With the disappearance of the FEMA money, what has happened to this concept of moving homeless people into hotel rooms?

For reasons I cannot fathom, the city re-transferred thousands of hotel residents back to shelters in June 2020, giving no explanation for this cruel reversal of policy.

In California, by contrast, several locales have sought to convert hotels or motels into apartments, but overall, hotels are no longer being used extensively. Some have been refurbished and returned to hosting travelers. Others have gone bankrupt and are awaiting buyers. Most recently, some hotels are being used for the influx of asylum seekers and immigrants—their numbers strain New York's capacity to offer shelter to all who seek it. 

The modest progress shown by California’s Project Roomkey reflects a commitment to housing rather than shelters, which is a far better use of public funds.
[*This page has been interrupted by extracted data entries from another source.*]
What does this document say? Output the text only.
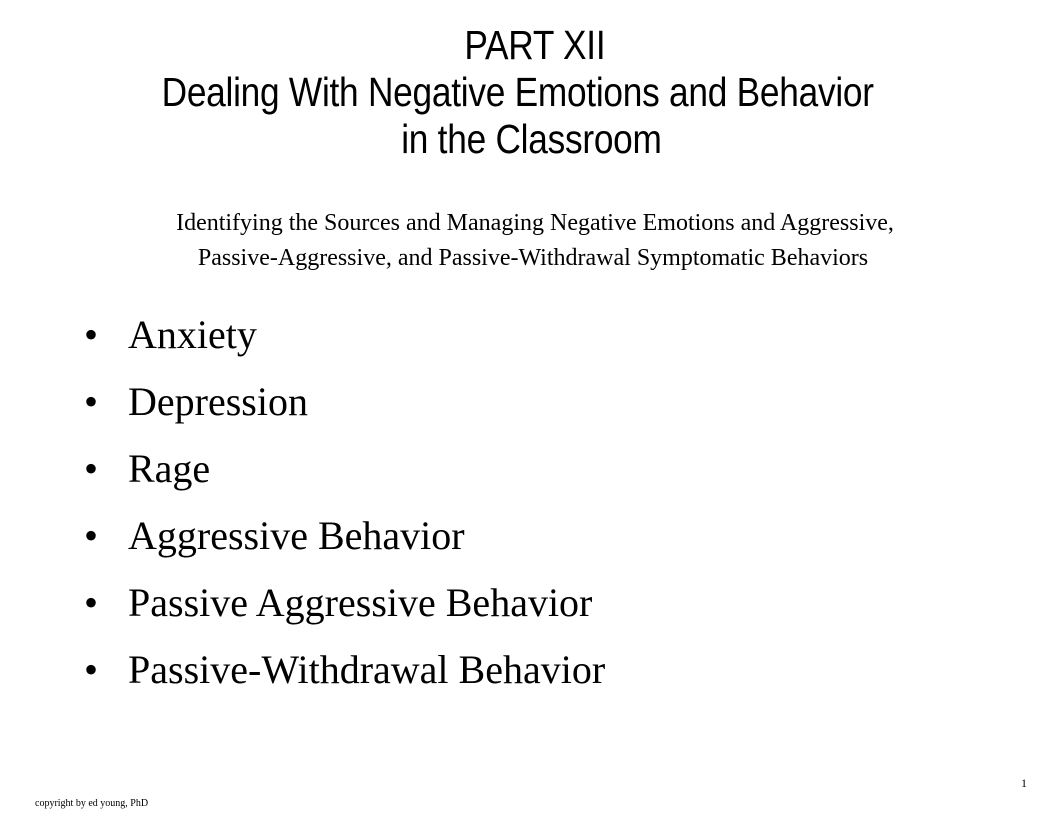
PART XII
Dealing With Negative Emotions and Behavior
in the Classroom
Identifying the Sources and Managing Negative Emotions and Aggressive,
Passive-Aggressive, and Passive-Withdrawal Symptomatic Behaviors
• Anxiety
• Depression
• Rage
• Aggressive Behavior
• Passive Aggressive Behavior
• Passive-Withdrawal Behavior
copyright by ed young, PhD
1
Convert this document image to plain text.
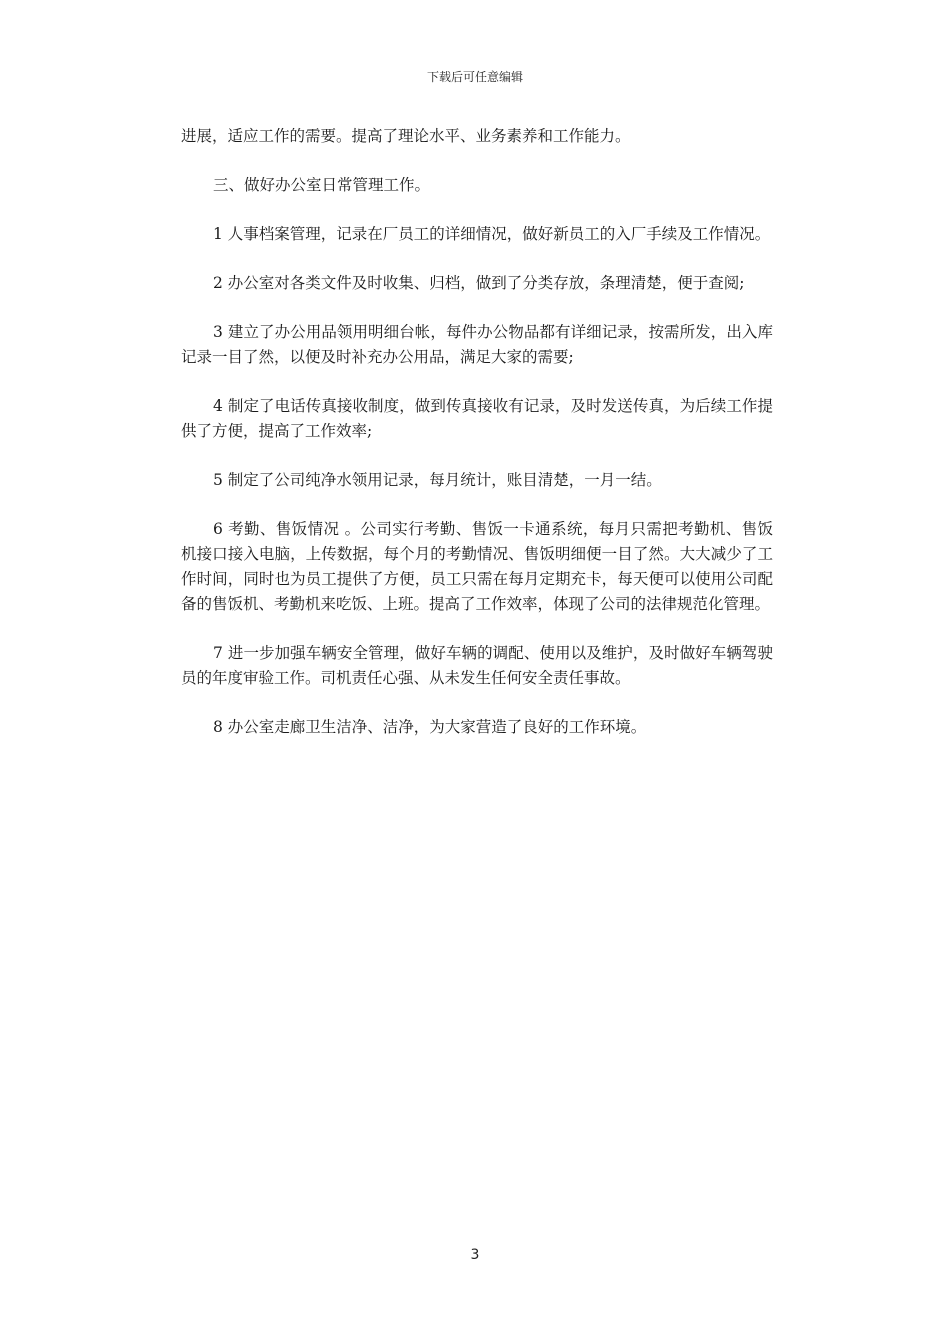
下载后可任意编辑

进展，适应工作的需要。提高了理论水平、业务素养和工作能力。

三、做好办公室日常管理工作。

1 人事档案管理，记录在厂员工的详细情况，做好新员工的入厂手续及工作情况。

2 办公室对各类文件及时收集、归档，做到了分类存放，条理清楚，便于查阅;

3 建立了办公用品领用明细台帐，每件办公物品都有详细记录，按需所发，出入库记录一目了然，以便及时补充办公用品，满足大家的需要;

4 制定了电话传真接收制度，做到传真接收有记录，及时发送传真，为后续工作提供了方便，提高了工作效率;

5 制定了公司纯净水领用记录，每月统计，账目清楚，一月一结。

6 考勤、售饭情况 。公司实行考勤、售饭一卡通系统，每月只需把考勤机、售饭机接口接入电脑，上传数据，每个月的考勤情况、售饭明细便一目了然。大大减少了工作时间，同时也为员工提供了方便，员工只需在每月定期充卡，每天便可以使用公司配备的售饭机、考勤机来吃饭、上班。提高了工作效率，体现了公司的法律规范化管理。

7 进一步加强车辆安全管理，做好车辆的调配、使用以及维护，及时做好车辆驾驶员的年度审验工作。司机责任心强、从未发生任何安全责任事故。

8 办公室走廊卫生洁净、洁净，为大家营造了良好的工作环境。

3
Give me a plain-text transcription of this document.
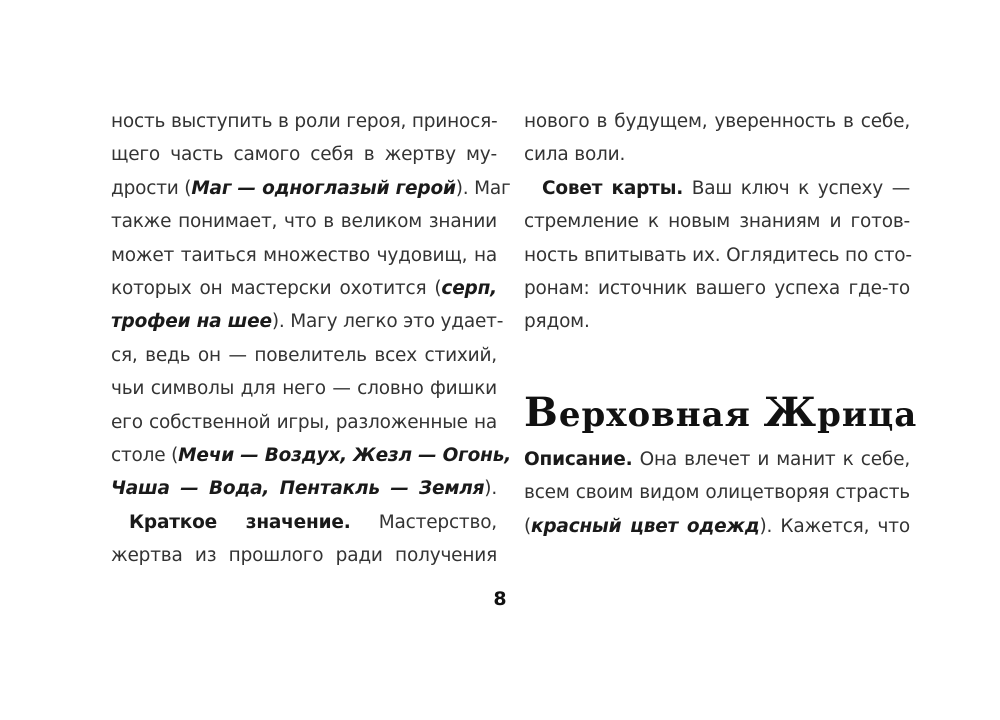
ность выступить в роли героя, принося-
щего часть самого себя в жертву му-
дрости (Маг — одноглазый герой). Маг
также понимает, что в великом знании
может таиться множество чудовищ, на
которых он мастерски охотится (серп,
трофеи на шее). Магу легко это удает-
ся, ведь он — повелитель всех стихий,
чьи символы для него — словно фишки
его собственной игры, разложенные на
столе (Мечи — Воздух, Жезл — Огонь,
Чаша — Вода, Пентакль — Земля).
Краткое значение. Мастерство,
жертва из прошлого ради получения
нового в будущем, уверенность в себе,
сила воли.
Совет карты. Ваш ключ к успеху —
стремление к новым знаниям и готов-
ность впитывать их. Оглядитесь по сто-
ронам: источник вашего успеха где-то
рядом.
Верховная Жрица
Описание. Она влечет и манит к себе,
всем своим видом олицетворяя страсть
(красный цвет одежд). Кажется, что
8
The hurdles are considerable, among them, cost overruns and delays due to zoning laws, environmental impact statements, and other bureaucratic encumbrances. But such barriers can be reduced if political will and inter-agency cooperation become possible. 

Which cities have been able to overcome the typical obstacles?

Milwaukee and Houston are among the most recent ones to house record numbers of homeless persons. They have done so through close coordination of all interested parties — politicians, landlords, building maintenance and code violation offices, non-profit agencies, etcetera. Working together is the key to success.

And what of the 13 former hotel residents interviewed in depth for the study? What does the future hold for them?

The future of these individuals is uncertain and requires follow-up. The ones we spoke with were able to obtain housing vouchers from the city government after vocal advocacy by the organization that sponsored their stays. But how many were able to get a landlord to accept the voucher remains to be seen. 

Still, the overall message we heard from them was a glimmer of hope to find employment, reconnect with lost family members, and stay clean and sober. Any major changes are a bit too much to expect, given how far they have fallen in suffering from exposure, poor health, and traumatic experiences. But having stable housing is first and foremost.

To your mind, what type of research still remains to be done?

Additional research would ideally track the shifting demographics of homelessness— more aged and physically ailing—and how to change support services accordingly, including palliative care. At the other end of the age continuum are homeless children and their families and the need to expand rapid-rehousing programs to end their plight early on, or even to prevent it. In any research, my top priority is to learn from homeless persons in their own words.